Utilizing large language models to generate codes has shown promising meaning in software development revolution. Despite the intelligence shown by the large language models, their specificity in code generation can still be improved due to the syntactic gap and mismatched vocabulary existing between natural language and programming languages. In this paper, we propose CodeGRAG, a Graphical Retrieval Augmented Code Generation framework that bridges the gap between NL and PL to enhance the performance of LLMs. CodeGRAG builds the graphical view of code blocks based on the control flow and data flow of them to better interpret the programming domain knowledge, which can facilitate natural language based LLMs for better understanding of code syntax and serve as a bridge among different programming languages. To take the extracted structural knowledge into the foundation models, we propose 1) a hard meta-graph prompt template to transform the challenging syntax graph into informative graphical view for tuning-free models and 2) a soft prompting technique that injects the domain knowledge of programming languages into model parameters via finetuning the models with the soft signals encoded by GNN expert model. Specifically, two constraints are designed to improve the alignment and structure expressiveness, contributing to the informativeness of the single-token-sized external <GraphEmb> for enhanced code generation. CodeGRAG significantly improves the code generation ability of LLMs and can even offer performance gain for cross-lingual code generation.
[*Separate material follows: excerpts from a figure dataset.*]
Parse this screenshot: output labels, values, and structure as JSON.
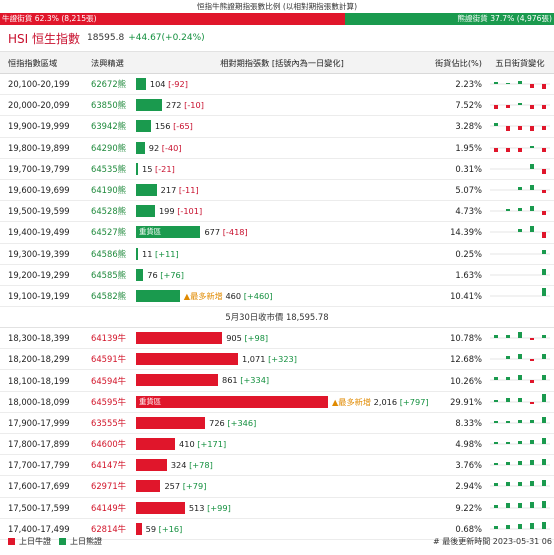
{
  "caption": "恒指牛熊證期指張數比例 (以相對期指張數計算)",
  "ratio": {
    "bull_label": "牛證街貨 62.3% (8,215張)",
    "bear_label": "熊證街貨 37.7% (4,976張)",
    "bull_pct": 62.3,
    "bear_pct": 37.7
  },
  "index": {
    "name": "HSI 恒生指數",
    "value": "18595.8",
    "change": "+44.67(+0.24%)"
  },
  "headers": {
    "range": "恒指指數區域",
    "code": "法興精選",
    "contracts": "相對期指張數 [括號內為一日變化]",
    "pct": "街貨佔比(%)",
    "spark": "五日街貨變化"
  },
  "colors": {
    "bull": "#e0162b",
    "bear": "#1a9a4e",
    "newest": "#e08a00"
  },
  "max_contracts": 2016,
  "bear_rows": [
    {
      "range": "20,100-20,199",
      "code": "62672熊",
      "value": 104,
      "label": "104",
      "chg": "[-92]",
      "dir": "neg",
      "pct": "2.23%",
      "spark": [
        0.2,
        0.1,
        0.3,
        -0.4,
        -0.5
      ],
      "tag": "",
      "flag": ""
    },
    {
      "range": "20,000-20,099",
      "code": "63850熊",
      "value": 272,
      "label": "272",
      "chg": "[-10]",
      "dir": "neg",
      "pct": "7.52%",
      "spark": [
        -0.4,
        -0.3,
        0.2,
        -0.4,
        -0.4
      ],
      "tag": "",
      "flag": ""
    },
    {
      "range": "19,900-19,999",
      "code": "63942熊",
      "value": 156,
      "label": "156",
      "chg": "[-65]",
      "dir": "neg",
      "pct": "3.28%",
      "spark": [
        0.3,
        -0.5,
        -0.4,
        -0.5,
        -0.4
      ],
      "tag": "",
      "flag": ""
    },
    {
      "range": "19,800-19,899",
      "code": "64290熊",
      "value": 92,
      "label": "92",
      "chg": "[-40]",
      "dir": "neg",
      "pct": "1.95%",
      "spark": [
        -0.4,
        -0.4,
        -0.4,
        0.2,
        -0.4
      ],
      "tag": "",
      "flag": ""
    },
    {
      "range": "19,700-19,799",
      "code": "64535熊",
      "value": 15,
      "label": "15",
      "chg": "[-21]",
      "dir": "neg",
      "pct": "0.31%",
      "spark": [
        0.0,
        0.0,
        0.0,
        0.5,
        -0.5
      ],
      "tag": "",
      "flag": ""
    },
    {
      "range": "19,600-19,699",
      "code": "64190熊",
      "value": 217,
      "label": "217",
      "chg": "[-11]",
      "dir": "neg",
      "pct": "5.07%",
      "spark": [
        0.0,
        0.0,
        0.3,
        0.5,
        -0.3
      ],
      "tag": "",
      "flag": ""
    },
    {
      "range": "19,500-19,599",
      "code": "64528熊",
      "value": 199,
      "label": "199",
      "chg": "[-101]",
      "dir": "neg",
      "pct": "4.73%",
      "spark": [
        0.0,
        0.2,
        0.3,
        0.5,
        -0.4
      ],
      "tag": "",
      "flag": ""
    },
    {
      "range": "19,400-19,499",
      "code": "64527熊",
      "value": 677,
      "label": "677",
      "chg": "[-418]",
      "dir": "neg",
      "pct": "14.39%",
      "spark": [
        0.0,
        0.0,
        0.3,
        0.6,
        -0.6
      ],
      "tag": "重貨區",
      "flag": ""
    },
    {
      "range": "19,300-19,399",
      "code": "64586熊",
      "value": 11,
      "label": "11",
      "chg": "[+11]",
      "dir": "pos",
      "pct": "0.25%",
      "spark": [
        0.0,
        0.0,
        0.0,
        0.0,
        0.4
      ],
      "tag": "",
      "flag": ""
    },
    {
      "range": "19,200-19,299",
      "code": "64585熊",
      "value": 76,
      "label": "76",
      "chg": "[+76]",
      "dir": "pos",
      "pct": "1.63%",
      "spark": [
        0.0,
        0.0,
        0.0,
        0.0,
        0.6
      ],
      "tag": "",
      "flag": ""
    },
    {
      "range": "19,100-19,199",
      "code": "64582熊",
      "value": 460,
      "label": "460",
      "chg": "[+460]",
      "dir": "pos",
      "pct": "10.41%",
      "spark": [
        0.0,
        0.0,
        0.0,
        0.0,
        0.8
      ],
      "tag": "",
      "flag": "▲最多新增"
    }
  ],
  "separator": "5月30日收市價 18,595.78",
  "bull_rows": [
    {
      "range": "18,300-18,399",
      "code": "64139牛",
      "value": 905,
      "label": "905",
      "chg": "[+98]",
      "dir": "pos",
      "pct": "10.78%",
      "spark": [
        0.3,
        0.3,
        0.6,
        -0.2,
        0.3
      ],
      "tag": "",
      "flag": ""
    },
    {
      "range": "18,200-18,299",
      "code": "64591牛",
      "value": 1071,
      "label": "1,071",
      "chg": "[+323]",
      "dir": "pos",
      "pct": "12.68%",
      "spark": [
        0.0,
        0.3,
        0.5,
        -0.2,
        0.5
      ],
      "tag": "",
      "flag": ""
    },
    {
      "range": "18,100-18,199",
      "code": "64594牛",
      "value": 861,
      "label": "861",
      "chg": "[+334]",
      "dir": "pos",
      "pct": "10.26%",
      "spark": [
        0.3,
        0.3,
        0.5,
        -0.3,
        0.5
      ],
      "tag": "",
      "flag": ""
    },
    {
      "range": "18,000-18,099",
      "code": "64595牛",
      "value": 2016,
      "label": "2,016",
      "chg": "[+797]",
      "dir": "pos",
      "pct": "29.91%",
      "spark": [
        0.2,
        0.4,
        0.4,
        -0.2,
        0.8
      ],
      "tag": "重貨區",
      "flag": "▲最多新增"
    },
    {
      "range": "17,900-17,999",
      "code": "63555牛",
      "value": 726,
      "label": "726",
      "chg": "[+346]",
      "dir": "pos",
      "pct": "8.33%",
      "spark": [
        0.2,
        0.2,
        0.3,
        0.3,
        0.6
      ],
      "tag": "",
      "flag": ""
    },
    {
      "range": "17,800-17,899",
      "code": "64600牛",
      "value": 410,
      "label": "410",
      "chg": "[+171]",
      "dir": "pos",
      "pct": "4.98%",
      "spark": [
        0.2,
        0.2,
        0.3,
        0.4,
        0.6
      ],
      "tag": "",
      "flag": ""
    },
    {
      "range": "17,700-17,799",
      "code": "64147牛",
      "value": 324,
      "label": "324",
      "chg": "[+78]",
      "dir": "pos",
      "pct": "3.76%",
      "spark": [
        0.2,
        0.3,
        0.4,
        0.5,
        0.6
      ],
      "tag": "",
      "flag": ""
    },
    {
      "range": "17,600-17,699",
      "code": "62971牛",
      "value": 257,
      "label": "257",
      "chg": "[+79]",
      "dir": "pos",
      "pct": "2.94%",
      "spark": [
        0.3,
        0.4,
        0.4,
        0.5,
        0.6
      ],
      "tag": "",
      "flag": ""
    },
    {
      "range": "17,500-17,599",
      "code": "64149牛",
      "value": 513,
      "label": "513",
      "chg": "[+99]",
      "dir": "pos",
      "pct": "9.22%",
      "spark": [
        0.3,
        0.5,
        0.5,
        0.6,
        0.7
      ],
      "tag": "",
      "flag": ""
    },
    {
      "range": "17,400-17,499",
      "code": "62814牛",
      "value": 59,
      "label": "59",
      "chg": "[+16]",
      "dir": "pos",
      "pct": "0.68%",
      "spark": [
        0.3,
        0.4,
        0.5,
        0.6,
        0.7
      ],
      "tag": "",
      "flag": ""
    }
  ],
  "legend": {
    "bull": "上日牛證",
    "bear": "上日熊證"
  },
  "updated": "# 最後更新時間 2023-05-31 06"
}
Implementation is available at https://anonymous.4open.science/r/Code-5970/ .
Paper Structure (18 sections, 2 equations, 5 figures, 5 tables)

This paper contains 18 sections, 2 equations, 5 figures, 5 tables.

Figures (5)

  • Figure 1: Illustration of the gap between the programming language and the natural language.
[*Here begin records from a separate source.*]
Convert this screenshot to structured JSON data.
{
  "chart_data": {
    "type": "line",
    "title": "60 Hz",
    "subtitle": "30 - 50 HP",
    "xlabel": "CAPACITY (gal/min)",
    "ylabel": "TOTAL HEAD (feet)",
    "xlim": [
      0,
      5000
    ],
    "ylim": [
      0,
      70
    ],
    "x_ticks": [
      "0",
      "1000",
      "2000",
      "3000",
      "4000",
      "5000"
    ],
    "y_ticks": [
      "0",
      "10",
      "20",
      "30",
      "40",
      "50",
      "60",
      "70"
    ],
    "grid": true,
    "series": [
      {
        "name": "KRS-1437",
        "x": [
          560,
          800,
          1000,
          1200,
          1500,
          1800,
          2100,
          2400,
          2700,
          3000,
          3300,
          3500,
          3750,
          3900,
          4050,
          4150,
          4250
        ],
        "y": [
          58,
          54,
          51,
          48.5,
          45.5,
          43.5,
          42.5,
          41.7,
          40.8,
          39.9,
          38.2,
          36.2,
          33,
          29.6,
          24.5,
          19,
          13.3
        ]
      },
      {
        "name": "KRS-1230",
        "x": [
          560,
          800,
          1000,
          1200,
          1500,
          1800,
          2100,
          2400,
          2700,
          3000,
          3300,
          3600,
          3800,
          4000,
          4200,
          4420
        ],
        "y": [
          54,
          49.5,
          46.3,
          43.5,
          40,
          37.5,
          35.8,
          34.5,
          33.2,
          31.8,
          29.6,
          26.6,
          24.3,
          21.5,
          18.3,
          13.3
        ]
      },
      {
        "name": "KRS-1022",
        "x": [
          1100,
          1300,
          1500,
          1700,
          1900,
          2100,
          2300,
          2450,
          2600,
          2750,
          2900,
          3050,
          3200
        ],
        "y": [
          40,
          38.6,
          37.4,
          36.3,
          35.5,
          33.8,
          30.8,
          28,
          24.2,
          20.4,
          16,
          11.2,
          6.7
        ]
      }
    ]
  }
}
  • Figure 2: Overview of CodeGRAG. (Top) Knowledge Preparation. We extract composed syntax graphs of external code blocks by composing the control flow and data flow of codes using the read-write signal, preserving the innate semantic and logical information. The composed graphs are then abstracted into graphical views as hard knowledge document and embedded into <GraphEmb>s as soft knowledge document. The <GraphEmb> is encoded by a pretrained GNN expert model constrained by the alignment and structure preserving objectives. (Bottom) Retrieval Augmented Generation. We extract query from the task input and retrieve from the external corpus. For tuning free models, we use the hard graphical view to stimulate the structural programming knowledge of LLMs for enhanced generation. For tunable models, we use the soft <GraphEmb> and inject the programming domain knowledge into LLMs parameters via finetuning them with the GNN expert signals. The expert signals informed LLMs can then produce enhanced generation.
  • Figure 3: Illustration of the extracted composed syntax graph from the code block. The arrows in the bottom part indicate the names of different edges, which are extracted based on the ASTs.
  • Figure 4: Prompt templates.
  • Figure 5: T-sne visualization of soft signals trained with different objectives.